Take a closer look at the consumers. Consumers can be divided into two types: individual and organizational. Individual consumers get much of the media attention, and organizational buyers do most of the shopping in cyberspace. Organizational buyers purchase items not intended for personal consumption.
There are two dimensions of shopping experiences: utilitarian (shopping to achieve a goal or complete a task) and hedonic (shopping because it is fun and because people enjoy it). Understanding these dimensions can provide insight into consumer behavior.
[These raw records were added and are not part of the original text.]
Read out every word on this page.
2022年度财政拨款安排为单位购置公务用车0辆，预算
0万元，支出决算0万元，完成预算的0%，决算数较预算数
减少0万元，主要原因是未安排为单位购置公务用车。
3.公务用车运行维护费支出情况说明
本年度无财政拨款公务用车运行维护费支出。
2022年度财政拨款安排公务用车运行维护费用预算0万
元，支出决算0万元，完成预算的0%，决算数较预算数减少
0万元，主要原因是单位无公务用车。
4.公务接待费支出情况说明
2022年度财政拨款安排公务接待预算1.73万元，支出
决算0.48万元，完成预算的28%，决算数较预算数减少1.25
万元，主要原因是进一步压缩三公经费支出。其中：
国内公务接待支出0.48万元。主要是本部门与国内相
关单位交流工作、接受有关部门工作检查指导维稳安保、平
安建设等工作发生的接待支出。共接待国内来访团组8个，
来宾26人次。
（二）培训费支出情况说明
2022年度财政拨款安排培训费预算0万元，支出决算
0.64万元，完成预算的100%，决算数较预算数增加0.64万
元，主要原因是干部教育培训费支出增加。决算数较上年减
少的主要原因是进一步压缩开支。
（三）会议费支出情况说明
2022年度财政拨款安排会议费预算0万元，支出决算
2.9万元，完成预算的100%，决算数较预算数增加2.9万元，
Consumers can also be categorized into three other categories:
- Impulsive buyers (who purchase products quickly).
- Patient buyers (who purchase products after making some comparisons).
- Analytical buyers (who do substantial research before making the decision to purchase products or services).
Many companies do not sell directly to consumers but to intermediaries; however, these companies should still be concerned with developing a relationship directly with the end users. After all, it is the end user that supports everyone in a network of value-creating relationships. (Evans, Jamal, & Foxall, 2009).
Be smart and be encouraged,
Evans, M., Jamal, A., & Foxall, G. (2009). Consumer behaviour. (2nd ed.). West Sussex, UK: John Wiley & Sons Ltd.